Ojos color mandarina
Llovía a mares. Desde el salón se escuchó la bocina del coche de mis padres. La chica saludó a la ventana y de inmediato empezó a desnudarse. Sacó de su bolso el estuche de las lentillas, se las quitó, me observó con sus ojos color mandarina, y se pinchó en el brazo con un alfiler dorado que apareció debajo de su pelo y allí también desapareció. Por el orificio de su piel salía un aire perfumado y bisbiseante que subía de tono al retroceder las edades en su cuerpo. Se detuvo cuando alcanzó la talla y el aspecto de un bebé como yo.
Fue muy amable. Antes de nada quiso que le presentara a mi cocodrilo Patata, a mi serpiente Patata y a mi sonajero Zas. Tuvo palabras elogiosas hacia mi manta de juegos: se la veía desgastada, lo cual demostraba mi sensibilidad artística. Para confirmar lo acertado de su apreciación, le hice unas variaciones sobre la escala con el piano de patadas, y una cosa llevó a la otra.

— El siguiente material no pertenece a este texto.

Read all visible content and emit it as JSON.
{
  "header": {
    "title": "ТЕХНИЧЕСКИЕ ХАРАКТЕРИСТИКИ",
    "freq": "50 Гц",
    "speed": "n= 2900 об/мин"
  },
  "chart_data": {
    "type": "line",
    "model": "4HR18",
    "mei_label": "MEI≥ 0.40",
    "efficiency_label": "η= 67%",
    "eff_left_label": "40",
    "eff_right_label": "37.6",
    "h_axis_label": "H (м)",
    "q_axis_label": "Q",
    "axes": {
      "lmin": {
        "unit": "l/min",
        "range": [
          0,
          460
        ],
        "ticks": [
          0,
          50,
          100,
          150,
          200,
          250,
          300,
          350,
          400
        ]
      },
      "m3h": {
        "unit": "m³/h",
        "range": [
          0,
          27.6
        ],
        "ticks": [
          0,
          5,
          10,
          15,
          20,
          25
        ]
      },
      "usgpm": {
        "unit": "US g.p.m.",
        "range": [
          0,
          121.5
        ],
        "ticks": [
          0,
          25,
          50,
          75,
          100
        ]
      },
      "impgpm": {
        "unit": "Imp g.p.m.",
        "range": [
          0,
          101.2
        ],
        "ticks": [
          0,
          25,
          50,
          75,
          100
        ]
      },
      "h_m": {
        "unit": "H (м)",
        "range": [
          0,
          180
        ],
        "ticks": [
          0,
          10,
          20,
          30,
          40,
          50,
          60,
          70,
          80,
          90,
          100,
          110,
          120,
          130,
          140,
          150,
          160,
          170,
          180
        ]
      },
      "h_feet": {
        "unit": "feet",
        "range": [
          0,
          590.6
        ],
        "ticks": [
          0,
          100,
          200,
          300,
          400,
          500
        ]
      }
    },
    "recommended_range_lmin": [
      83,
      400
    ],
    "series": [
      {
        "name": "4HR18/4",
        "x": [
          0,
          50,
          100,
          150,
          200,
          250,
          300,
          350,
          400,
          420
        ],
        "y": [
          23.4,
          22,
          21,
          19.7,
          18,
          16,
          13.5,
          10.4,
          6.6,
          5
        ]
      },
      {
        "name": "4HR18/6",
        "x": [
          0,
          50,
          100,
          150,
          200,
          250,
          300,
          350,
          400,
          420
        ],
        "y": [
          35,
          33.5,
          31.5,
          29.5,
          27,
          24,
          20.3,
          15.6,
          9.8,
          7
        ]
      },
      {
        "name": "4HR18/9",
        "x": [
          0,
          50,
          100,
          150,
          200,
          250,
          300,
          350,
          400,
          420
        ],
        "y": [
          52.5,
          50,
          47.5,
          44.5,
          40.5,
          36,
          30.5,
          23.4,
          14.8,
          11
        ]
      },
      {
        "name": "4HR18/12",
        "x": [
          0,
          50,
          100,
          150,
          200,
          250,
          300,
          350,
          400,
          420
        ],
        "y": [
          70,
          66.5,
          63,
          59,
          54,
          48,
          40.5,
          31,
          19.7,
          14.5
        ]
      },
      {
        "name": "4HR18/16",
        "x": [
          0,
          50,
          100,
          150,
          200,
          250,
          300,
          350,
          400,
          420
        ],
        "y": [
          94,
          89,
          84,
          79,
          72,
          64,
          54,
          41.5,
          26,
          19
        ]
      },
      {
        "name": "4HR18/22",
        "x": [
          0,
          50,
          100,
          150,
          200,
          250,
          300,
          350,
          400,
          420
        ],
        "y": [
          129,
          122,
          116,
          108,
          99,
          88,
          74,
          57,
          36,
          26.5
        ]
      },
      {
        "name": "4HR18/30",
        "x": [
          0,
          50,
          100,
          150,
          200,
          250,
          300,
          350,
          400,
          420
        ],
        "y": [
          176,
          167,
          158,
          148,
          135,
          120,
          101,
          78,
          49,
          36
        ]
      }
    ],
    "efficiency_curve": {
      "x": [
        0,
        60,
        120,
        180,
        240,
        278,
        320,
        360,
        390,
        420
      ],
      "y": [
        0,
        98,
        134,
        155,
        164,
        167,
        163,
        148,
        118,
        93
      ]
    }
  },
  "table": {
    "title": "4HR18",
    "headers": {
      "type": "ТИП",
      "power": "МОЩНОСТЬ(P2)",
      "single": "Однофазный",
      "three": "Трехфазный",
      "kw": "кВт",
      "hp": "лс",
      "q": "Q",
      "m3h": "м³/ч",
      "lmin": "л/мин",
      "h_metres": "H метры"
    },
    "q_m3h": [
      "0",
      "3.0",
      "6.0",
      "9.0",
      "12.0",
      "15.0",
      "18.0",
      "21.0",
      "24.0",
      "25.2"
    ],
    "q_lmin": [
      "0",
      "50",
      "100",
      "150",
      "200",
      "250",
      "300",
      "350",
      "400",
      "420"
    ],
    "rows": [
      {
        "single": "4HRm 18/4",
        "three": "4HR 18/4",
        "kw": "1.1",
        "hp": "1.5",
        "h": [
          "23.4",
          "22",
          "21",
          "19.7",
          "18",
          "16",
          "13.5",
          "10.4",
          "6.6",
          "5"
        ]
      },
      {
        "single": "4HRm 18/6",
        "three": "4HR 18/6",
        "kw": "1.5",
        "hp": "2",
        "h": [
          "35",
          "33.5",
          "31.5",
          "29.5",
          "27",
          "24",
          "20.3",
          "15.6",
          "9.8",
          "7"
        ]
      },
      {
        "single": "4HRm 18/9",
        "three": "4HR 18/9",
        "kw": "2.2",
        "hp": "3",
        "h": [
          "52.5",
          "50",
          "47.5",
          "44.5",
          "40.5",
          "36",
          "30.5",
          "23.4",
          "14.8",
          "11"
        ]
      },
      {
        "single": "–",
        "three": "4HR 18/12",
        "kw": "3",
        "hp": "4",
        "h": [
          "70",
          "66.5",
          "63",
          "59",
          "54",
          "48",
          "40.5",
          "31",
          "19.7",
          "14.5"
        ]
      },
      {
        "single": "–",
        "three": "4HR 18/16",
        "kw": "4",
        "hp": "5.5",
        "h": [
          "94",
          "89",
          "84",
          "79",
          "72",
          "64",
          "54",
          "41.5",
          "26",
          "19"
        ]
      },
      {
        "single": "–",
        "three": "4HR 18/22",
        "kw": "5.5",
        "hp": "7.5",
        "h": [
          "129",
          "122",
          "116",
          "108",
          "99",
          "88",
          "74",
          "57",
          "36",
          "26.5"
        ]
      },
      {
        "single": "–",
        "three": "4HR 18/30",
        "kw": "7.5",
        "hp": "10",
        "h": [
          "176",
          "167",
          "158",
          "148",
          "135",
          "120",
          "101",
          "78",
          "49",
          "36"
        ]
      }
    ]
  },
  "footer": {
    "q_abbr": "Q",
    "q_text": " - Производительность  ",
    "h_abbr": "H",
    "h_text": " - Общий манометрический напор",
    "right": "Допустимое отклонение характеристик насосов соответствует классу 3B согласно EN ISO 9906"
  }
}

Debo reconocer que mi primera experiencia sexual estuvo floja en la concentración. Ella terminó un poco enfadada y arrojó el sonajero contra el televisor, pero el despliegue de ternura recibió una valoración positiva; las lengüetadas insuperables.
Como ella sabía más, me aconsejó que comenzara a trabajar el juego de cintura, cuando la tuviera, y me aseguró que la solidez de mis piernas era la adecuada para intentar posturas extravagantes. Antes de inflarse para darme la papilla, me pidió que lo olvidara todo. Pero esas cosas no se olvidan.